Ram Dass crossed noiselessly to the door and stood close to it.

"None mount here but herself, Sahib," he said. "She has gone
out with her basket and may be gone for hours. If I stand here I
can hear any step before it reaches the last flight of the
stairs."

The secretary took a pencil and a tablet from his breast pocket.

"Keep your ears open," he said; and he began to walk slowly and
softly round the miserable little room, making rapid notes on his
tablet as he looked at things.

First he went to the narrow bed. He pressed his hand upon the
mattress and uttered an exclamation.

"As hard as a stone," he said. "That will have to be altered
some day when she is out. A special journey can be made to bring
it across. It cannot be done tonight." He lifted the covering
and examined the one thin pillow.

"Coverlet dingy and worn, blanket thin, sheets patched and
ragged," he said. "What a bed for a child to sleep in—and in a
house which calls itself respectable! There has not been a fire
in that grate for many a day," glancing at the rusty fireplace.

"Never since I have seen it," said Ram Dass. "The mistress of
the house is not one who remembers that another than herself may
be cold."

The secretary was writing quickly on his tablet. He looked up
from it as he tore off a leaf and slipped it into his breast
pocket.

"It is a strange way of doing the thing," he said. "Who planned
it?"

Ram Dass made a modestly apologetic obeisance.

"It is true that the first thought was mine, Sahib," he said;
"though it was naught but a fancy. I am fond of this child; we
are both lonely. It is her way to relate her visions to her
secret friends. Being sad one night, I lay close to the open
skylight and listened. The vision she related told what this
miserable room might be if it had comforts in it. She seemed to
see it as she talked, and she grew cheered and warmed as she
spoke. Then she came to this fancy; and the next day, the Sahib
being ill and wretched, I told him of the thing to amuse him.
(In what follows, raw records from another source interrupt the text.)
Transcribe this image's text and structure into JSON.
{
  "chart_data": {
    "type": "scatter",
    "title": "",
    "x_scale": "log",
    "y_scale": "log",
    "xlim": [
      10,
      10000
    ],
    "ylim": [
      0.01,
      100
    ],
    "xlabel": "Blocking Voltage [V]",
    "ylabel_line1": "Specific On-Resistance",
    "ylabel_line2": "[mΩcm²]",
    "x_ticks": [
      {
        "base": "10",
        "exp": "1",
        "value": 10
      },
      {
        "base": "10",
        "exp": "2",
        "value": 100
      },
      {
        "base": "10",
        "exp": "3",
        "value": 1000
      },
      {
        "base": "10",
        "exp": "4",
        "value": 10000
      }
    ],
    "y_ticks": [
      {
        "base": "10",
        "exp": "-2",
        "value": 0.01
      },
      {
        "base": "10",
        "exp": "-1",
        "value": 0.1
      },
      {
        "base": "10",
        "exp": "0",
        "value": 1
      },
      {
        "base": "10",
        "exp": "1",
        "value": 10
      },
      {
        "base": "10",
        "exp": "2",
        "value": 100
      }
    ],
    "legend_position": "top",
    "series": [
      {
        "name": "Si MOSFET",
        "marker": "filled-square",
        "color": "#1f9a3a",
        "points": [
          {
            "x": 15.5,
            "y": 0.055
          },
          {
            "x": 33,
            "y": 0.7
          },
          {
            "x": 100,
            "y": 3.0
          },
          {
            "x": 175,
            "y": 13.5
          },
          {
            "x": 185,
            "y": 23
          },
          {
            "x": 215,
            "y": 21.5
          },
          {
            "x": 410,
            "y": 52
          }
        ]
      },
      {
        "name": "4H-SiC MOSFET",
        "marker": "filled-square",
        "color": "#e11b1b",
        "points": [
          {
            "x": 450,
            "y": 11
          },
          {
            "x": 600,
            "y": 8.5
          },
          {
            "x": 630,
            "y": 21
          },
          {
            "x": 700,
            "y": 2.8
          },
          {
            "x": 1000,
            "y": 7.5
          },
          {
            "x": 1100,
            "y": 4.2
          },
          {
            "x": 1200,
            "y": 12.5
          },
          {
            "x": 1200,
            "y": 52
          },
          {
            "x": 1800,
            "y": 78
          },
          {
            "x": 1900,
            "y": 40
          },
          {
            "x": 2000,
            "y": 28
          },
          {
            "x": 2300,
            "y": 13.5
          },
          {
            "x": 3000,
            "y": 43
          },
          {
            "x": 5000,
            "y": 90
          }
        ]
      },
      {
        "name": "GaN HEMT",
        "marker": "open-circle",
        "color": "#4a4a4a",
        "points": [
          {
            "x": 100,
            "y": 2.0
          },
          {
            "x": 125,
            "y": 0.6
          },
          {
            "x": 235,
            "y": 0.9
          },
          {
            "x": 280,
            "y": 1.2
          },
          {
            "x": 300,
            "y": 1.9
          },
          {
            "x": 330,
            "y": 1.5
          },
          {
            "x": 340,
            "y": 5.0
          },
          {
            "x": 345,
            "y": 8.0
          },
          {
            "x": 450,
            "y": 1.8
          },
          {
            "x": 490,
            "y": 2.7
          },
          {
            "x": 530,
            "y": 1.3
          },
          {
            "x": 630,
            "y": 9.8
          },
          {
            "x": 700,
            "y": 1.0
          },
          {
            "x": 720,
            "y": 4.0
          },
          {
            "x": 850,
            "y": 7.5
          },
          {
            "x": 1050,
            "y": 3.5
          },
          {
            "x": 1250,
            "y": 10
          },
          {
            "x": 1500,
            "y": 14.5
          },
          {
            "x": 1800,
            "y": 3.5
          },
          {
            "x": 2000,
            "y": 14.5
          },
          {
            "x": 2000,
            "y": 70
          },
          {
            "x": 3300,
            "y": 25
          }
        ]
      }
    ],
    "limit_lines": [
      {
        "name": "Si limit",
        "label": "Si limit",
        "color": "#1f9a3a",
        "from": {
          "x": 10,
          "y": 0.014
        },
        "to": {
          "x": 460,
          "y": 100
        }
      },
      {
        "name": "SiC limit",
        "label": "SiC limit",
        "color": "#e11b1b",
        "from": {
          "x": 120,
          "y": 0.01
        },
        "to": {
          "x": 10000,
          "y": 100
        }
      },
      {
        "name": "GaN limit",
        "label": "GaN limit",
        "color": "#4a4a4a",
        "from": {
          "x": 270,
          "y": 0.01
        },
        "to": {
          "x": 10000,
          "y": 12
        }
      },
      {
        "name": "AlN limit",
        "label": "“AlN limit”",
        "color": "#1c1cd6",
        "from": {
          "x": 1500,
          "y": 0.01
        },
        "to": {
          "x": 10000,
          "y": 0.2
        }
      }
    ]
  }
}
It
seemed then but a dream, but it pleased the Sahib. To hear of
the child's doings gave him entertainment. He became interested
in her and asked questions. At last he began to please himself
with the thought of making her visions real things."

"You think that it can be done while she sleeps? Suppose she
awakened," suggested the secretary; and it was evident that
whatsoever the plan referred to was, it had caught and pleased
his fancy as well as the Sahib Carrisford's.
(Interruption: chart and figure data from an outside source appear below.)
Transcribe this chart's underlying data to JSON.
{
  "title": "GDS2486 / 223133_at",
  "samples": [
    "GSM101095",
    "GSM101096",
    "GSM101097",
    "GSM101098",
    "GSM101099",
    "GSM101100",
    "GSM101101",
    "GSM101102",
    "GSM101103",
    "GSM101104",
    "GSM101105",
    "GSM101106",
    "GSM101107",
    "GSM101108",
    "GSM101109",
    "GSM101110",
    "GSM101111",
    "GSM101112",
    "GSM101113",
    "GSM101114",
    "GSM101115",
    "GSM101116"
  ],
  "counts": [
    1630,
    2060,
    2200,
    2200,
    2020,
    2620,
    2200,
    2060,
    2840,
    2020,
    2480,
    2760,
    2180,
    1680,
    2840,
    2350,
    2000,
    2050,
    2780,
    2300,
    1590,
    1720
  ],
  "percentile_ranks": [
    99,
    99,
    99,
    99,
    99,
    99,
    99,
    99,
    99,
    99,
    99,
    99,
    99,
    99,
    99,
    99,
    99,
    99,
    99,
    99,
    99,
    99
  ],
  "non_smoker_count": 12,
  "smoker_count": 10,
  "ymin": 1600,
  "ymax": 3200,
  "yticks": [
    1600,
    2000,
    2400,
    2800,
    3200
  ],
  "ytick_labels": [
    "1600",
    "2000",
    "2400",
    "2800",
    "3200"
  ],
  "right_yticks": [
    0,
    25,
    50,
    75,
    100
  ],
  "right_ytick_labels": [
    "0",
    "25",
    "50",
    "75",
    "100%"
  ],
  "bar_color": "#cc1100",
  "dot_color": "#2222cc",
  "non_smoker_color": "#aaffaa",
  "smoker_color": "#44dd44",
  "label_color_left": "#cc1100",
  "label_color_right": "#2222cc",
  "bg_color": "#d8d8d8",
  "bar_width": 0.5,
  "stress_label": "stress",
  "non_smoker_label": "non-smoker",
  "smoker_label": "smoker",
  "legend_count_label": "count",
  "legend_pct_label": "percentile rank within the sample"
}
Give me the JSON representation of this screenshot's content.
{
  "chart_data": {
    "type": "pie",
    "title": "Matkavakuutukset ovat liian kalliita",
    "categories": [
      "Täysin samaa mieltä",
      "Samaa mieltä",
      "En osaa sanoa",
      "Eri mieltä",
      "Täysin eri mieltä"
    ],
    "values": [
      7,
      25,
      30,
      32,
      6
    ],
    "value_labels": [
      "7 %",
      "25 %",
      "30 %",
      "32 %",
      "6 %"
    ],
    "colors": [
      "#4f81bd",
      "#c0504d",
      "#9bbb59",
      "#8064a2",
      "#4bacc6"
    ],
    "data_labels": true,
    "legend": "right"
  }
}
"I can move as if my feet were of velvet," Ram Dass replied; "and
children sleep soundly—even the unhappy ones. I could have
entered this room in the night many times, and without causing
her to turn upon her pillow. If the other bearer passes to me
the things through the window, I can do all and she will not
stir. When she awakens she will think a magician has been here."

He smiled as if his heart warmed under his white robe, and the
secretary smiled back at him.

"It will be like a story from the Arabian Nights," he said.
"Only an Oriental could have planned it. It does not belong to
London fogs."

They did not remain very long, to the great relief of
Melchisedec, who, as he probably did not comprehend their
conversation, felt their movements and whispers ominous. The
young secretary seemed interested in everything. He wrote down
things about the floor, the fireplace, the broken footstool, the
old table, the walls—which last he touched with his hand again
and again, seeming much pleased when he found that a number of
old nails had been driven in various places.
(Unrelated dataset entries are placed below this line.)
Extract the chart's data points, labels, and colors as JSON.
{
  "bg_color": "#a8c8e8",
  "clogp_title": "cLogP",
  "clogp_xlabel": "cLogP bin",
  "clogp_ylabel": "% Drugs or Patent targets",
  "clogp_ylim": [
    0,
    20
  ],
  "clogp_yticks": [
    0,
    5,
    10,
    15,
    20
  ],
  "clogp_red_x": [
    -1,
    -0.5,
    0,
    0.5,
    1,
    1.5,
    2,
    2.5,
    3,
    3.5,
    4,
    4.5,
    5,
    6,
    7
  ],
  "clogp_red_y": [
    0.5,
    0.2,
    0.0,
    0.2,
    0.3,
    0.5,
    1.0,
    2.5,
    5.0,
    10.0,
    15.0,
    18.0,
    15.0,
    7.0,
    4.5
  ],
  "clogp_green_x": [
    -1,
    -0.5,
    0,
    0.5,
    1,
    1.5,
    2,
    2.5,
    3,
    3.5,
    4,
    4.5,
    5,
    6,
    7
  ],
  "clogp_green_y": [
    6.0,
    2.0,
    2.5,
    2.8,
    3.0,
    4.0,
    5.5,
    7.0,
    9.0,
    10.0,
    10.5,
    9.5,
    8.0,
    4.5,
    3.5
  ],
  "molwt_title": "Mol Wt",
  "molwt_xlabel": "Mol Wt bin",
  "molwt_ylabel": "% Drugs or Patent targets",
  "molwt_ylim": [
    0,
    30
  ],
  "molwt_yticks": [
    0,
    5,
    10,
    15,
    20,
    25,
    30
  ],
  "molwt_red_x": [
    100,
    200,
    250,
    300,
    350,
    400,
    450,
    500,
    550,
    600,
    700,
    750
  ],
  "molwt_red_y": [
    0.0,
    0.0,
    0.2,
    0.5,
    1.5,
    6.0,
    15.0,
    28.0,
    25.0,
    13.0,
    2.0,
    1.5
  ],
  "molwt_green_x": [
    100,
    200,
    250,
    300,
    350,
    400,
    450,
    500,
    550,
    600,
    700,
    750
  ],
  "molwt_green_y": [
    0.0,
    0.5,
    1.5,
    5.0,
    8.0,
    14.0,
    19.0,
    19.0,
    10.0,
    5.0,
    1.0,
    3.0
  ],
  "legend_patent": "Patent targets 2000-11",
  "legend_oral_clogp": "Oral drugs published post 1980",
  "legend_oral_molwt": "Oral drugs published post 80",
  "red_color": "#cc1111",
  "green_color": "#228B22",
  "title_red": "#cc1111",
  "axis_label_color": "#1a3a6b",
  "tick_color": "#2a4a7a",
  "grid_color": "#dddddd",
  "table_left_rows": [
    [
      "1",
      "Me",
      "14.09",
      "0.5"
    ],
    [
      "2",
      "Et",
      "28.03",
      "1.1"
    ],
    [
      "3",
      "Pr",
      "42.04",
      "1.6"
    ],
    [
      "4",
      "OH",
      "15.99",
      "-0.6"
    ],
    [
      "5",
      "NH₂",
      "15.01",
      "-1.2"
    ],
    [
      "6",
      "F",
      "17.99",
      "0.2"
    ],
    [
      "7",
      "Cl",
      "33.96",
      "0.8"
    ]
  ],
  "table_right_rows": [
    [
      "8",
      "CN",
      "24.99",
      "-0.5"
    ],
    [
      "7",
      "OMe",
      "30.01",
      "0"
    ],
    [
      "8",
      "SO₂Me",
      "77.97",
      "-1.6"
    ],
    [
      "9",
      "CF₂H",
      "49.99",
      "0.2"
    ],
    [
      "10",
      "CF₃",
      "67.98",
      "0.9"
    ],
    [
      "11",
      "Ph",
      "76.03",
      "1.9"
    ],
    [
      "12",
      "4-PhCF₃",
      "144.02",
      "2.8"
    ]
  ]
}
"You can hang things on them," he said.

Ram Dass smiled mysteriously.

"Yesterday, when she was out," he said, "I entered, bringing
with me small, sharp nails which can be pressed into the wall
without blows from a hammer. I placed many in the plaster where
I may need them. They are ready."

The Indian gentleman's secretary stood still and looked round
him as he thrust his tablets back into his pocket.

"I think I have made notes enough; we can go now," he said. "The
Sahib Carrisford has a warm heart. It is a thousand pities that
he has not found the lost child."

"If he should find her his strength would be restored to him,"
said Ram Dass. "His God may lead her to him yet."